Compactification of the space of branched coverings of the two-dimensional sphere

TL;DR

This paper constructs a compactification of the space of branched coverings of the sphere, linking it to rational functions and existing Hurwitz space compactifications, providing a topological and algebraic understanding of degenerations.

Contribution

It introduces a new compactification of the space of branched coverings of a surface, connecting degenerations to rational functions and existing Hurwitz space theories.

Findings

The topology on the compactified space matches the rational function coefficient topology.

The compactification coincides with the Diaz-Edidin-Natanzon-Turaev space for simple critical values.

Degenerations are characterized as locally wedge-like singular surfaces.

Abstract

For a closed oriented surface $ \Sigma $ we define its degenerations into singular surfaces that are locally homeomorphic to wedges of disks.
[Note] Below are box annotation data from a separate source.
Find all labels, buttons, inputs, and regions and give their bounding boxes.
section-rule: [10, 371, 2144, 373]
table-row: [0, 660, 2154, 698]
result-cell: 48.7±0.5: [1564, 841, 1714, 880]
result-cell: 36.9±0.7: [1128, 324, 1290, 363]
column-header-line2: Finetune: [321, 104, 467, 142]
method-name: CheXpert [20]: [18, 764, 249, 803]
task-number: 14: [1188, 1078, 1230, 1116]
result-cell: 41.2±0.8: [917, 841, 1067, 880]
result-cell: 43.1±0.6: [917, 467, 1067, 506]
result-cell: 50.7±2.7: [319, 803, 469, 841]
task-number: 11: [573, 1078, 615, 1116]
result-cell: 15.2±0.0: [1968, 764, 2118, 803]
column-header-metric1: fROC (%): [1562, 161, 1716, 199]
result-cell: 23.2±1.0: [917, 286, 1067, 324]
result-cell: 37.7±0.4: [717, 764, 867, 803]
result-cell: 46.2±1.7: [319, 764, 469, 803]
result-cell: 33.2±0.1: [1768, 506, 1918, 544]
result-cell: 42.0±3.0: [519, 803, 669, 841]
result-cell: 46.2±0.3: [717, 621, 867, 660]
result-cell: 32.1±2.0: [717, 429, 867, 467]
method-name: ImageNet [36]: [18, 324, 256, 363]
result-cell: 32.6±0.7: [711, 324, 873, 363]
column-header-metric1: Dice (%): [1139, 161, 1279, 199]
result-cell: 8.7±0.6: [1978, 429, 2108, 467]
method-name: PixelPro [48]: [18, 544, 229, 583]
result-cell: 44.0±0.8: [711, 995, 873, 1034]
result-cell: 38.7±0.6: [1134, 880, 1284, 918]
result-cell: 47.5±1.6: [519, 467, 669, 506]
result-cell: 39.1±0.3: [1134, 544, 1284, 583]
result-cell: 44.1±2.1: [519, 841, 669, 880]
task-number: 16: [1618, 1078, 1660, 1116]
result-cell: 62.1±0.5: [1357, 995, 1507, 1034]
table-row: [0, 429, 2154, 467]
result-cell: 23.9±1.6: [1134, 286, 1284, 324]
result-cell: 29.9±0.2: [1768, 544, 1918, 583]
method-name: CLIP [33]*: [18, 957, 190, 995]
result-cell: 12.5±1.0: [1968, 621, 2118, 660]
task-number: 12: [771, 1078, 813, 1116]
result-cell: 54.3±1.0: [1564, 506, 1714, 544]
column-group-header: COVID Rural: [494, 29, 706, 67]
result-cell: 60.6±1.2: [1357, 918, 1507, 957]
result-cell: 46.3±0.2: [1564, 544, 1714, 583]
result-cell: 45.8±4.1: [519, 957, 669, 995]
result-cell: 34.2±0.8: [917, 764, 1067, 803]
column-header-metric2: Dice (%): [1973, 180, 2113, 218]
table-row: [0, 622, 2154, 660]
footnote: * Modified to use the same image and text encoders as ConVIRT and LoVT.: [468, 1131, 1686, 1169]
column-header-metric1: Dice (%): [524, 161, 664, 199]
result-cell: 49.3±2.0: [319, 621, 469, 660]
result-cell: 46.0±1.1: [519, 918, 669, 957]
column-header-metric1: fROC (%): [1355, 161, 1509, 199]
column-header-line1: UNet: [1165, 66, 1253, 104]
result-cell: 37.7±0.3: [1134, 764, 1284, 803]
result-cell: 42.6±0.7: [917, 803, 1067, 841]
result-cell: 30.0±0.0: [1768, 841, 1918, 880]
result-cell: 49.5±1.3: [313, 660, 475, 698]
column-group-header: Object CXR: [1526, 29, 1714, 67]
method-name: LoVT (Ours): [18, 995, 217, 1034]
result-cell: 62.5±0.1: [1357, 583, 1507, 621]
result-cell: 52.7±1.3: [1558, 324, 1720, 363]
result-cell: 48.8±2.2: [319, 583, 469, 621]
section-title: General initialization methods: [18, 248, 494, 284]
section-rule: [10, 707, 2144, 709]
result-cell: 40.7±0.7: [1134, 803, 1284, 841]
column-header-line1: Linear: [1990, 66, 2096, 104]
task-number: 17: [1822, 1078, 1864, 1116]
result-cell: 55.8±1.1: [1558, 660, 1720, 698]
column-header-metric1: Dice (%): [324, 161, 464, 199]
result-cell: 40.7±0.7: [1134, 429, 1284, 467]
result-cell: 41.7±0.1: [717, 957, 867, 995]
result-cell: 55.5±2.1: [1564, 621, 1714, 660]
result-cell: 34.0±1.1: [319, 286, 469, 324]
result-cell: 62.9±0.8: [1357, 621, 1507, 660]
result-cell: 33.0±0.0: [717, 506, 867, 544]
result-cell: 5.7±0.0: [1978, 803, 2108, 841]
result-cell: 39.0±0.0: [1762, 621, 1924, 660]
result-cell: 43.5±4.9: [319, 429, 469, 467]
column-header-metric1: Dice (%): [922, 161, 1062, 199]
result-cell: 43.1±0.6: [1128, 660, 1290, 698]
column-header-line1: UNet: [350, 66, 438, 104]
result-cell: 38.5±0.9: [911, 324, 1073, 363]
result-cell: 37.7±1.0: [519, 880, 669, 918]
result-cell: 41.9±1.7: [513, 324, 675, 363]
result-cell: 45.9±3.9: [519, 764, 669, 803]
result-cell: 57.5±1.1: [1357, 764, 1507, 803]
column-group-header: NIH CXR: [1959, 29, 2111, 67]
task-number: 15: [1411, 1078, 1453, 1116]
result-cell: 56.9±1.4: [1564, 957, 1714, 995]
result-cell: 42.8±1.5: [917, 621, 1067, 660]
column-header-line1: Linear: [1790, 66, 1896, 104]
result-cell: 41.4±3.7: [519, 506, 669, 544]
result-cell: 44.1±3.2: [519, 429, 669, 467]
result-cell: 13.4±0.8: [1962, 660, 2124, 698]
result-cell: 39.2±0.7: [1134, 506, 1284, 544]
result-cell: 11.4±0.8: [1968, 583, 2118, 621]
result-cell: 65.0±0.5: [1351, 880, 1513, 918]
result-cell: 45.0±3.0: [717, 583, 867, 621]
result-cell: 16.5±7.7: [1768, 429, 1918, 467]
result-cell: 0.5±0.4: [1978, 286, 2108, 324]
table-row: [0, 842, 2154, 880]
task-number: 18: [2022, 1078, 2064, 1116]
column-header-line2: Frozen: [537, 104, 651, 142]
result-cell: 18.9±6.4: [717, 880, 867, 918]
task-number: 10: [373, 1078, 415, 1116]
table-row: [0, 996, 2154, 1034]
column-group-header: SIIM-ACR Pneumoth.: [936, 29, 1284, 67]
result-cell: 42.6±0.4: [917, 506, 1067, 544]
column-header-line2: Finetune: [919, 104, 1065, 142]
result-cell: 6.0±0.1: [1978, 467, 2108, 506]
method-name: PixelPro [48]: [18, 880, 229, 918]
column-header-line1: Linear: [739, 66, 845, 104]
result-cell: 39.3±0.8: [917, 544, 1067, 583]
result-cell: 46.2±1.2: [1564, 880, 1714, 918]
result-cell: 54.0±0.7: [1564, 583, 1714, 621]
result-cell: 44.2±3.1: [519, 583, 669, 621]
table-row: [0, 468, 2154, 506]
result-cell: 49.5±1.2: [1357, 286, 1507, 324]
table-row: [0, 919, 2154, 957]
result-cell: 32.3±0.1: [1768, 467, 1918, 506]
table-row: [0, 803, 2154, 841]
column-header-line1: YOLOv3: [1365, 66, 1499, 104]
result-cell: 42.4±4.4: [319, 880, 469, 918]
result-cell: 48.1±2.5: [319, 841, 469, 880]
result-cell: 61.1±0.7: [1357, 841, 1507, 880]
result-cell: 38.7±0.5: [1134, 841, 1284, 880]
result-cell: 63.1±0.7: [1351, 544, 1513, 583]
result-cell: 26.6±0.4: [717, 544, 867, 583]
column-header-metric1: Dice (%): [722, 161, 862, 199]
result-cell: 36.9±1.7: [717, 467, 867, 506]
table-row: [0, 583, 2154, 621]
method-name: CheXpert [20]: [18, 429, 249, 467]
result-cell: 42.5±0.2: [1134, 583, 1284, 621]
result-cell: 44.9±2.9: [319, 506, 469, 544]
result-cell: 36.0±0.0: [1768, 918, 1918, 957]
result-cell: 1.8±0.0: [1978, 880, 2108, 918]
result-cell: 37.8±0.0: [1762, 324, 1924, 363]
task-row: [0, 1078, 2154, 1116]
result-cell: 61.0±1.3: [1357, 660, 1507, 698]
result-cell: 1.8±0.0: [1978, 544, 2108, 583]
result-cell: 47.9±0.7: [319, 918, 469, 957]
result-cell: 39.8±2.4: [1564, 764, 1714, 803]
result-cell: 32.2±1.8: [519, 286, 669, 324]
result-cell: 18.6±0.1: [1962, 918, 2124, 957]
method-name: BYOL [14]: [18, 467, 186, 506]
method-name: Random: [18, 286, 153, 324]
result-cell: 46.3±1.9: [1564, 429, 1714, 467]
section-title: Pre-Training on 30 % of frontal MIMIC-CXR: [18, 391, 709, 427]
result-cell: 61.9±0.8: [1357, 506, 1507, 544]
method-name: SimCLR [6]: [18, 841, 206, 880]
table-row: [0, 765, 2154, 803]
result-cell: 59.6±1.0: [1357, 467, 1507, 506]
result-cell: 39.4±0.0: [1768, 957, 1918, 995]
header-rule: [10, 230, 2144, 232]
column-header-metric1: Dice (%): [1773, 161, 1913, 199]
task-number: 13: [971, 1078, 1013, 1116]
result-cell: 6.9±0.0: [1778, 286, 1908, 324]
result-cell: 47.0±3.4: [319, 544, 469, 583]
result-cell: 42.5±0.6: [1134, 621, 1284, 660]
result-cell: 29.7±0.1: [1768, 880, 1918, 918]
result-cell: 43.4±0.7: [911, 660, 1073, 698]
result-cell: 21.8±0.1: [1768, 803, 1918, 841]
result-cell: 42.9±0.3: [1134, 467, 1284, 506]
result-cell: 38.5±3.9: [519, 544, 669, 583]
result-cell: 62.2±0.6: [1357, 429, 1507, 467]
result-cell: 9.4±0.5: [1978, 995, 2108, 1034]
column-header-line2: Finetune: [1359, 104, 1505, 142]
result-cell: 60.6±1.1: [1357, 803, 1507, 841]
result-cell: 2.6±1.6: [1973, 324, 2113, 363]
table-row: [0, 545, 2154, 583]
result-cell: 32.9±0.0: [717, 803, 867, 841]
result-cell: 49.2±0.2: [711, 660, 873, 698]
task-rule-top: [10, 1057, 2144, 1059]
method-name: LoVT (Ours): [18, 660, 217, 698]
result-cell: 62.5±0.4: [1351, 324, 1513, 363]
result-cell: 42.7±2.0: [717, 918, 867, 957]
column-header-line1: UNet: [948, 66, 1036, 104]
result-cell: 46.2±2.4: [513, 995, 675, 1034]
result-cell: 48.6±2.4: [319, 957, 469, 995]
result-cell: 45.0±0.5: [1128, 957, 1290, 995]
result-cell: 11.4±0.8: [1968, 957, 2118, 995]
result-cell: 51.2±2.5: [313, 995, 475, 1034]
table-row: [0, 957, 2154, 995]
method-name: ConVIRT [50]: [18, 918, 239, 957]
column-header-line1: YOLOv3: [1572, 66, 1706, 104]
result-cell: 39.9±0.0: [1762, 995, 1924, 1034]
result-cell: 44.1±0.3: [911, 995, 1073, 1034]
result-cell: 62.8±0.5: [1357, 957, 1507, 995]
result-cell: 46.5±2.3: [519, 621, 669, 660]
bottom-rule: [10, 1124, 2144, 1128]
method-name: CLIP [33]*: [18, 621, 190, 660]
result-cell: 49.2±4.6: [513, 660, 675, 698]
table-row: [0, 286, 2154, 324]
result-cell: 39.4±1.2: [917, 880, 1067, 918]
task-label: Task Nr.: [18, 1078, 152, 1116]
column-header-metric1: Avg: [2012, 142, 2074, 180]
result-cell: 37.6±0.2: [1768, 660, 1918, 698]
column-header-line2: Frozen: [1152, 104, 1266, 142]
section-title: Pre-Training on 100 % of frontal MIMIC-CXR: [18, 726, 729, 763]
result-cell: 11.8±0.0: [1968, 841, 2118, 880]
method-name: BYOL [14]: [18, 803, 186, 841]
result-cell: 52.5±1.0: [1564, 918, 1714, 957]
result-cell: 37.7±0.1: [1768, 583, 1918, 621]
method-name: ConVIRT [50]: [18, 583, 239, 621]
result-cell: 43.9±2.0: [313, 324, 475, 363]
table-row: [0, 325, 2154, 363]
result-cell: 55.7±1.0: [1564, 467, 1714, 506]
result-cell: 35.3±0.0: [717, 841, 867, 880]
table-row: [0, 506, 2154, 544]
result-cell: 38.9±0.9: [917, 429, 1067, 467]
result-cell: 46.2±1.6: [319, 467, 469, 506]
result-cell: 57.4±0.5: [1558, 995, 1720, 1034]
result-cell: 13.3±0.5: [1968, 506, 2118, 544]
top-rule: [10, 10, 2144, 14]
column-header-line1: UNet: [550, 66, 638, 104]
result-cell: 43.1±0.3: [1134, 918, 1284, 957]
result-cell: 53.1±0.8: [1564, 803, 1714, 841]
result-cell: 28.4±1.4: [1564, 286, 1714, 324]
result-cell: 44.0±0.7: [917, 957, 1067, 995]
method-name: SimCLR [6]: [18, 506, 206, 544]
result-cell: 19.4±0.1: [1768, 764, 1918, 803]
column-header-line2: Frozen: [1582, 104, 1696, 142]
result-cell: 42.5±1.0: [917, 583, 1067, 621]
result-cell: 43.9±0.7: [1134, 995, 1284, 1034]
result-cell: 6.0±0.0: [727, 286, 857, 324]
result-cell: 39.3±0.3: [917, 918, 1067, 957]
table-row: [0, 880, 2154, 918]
Let $X_{\Sigma,n}$ be the set of isomorphism classes of orientation preserving $n$-fold branched coverings $ \Sigma\rightarrow S^2 $ of the two-dimensional sphere. We complete $X_{\Sigma,n}$ with the isomorphism classes of mappings that cover the sphere by the degenerations of $ \Sigma $. In case $ \Sigma=S^2$, the topology that we define on the obtained completion $\bar{X}_{\Sigma,n}$ coincides on $X_{S^2,n}$ with the topology induced by the space of coefficients of rational functions $ P/Q $, where $ P,Q $ are homogeneous polynomials of degree $ n $ on $ \mathbb{C}\mathrm{P}^1\cong S^2$. We prove that $\bar{X}_{\Sigma,n}$ coincides with the Diaz-Edidin-Natanzon-Turaev compactification of the Hurwitz space $H(\Sigma,n)\subset X_{\Sigma,n}$ consisting of isomorphism classes of branched coverings with all critical values being simple.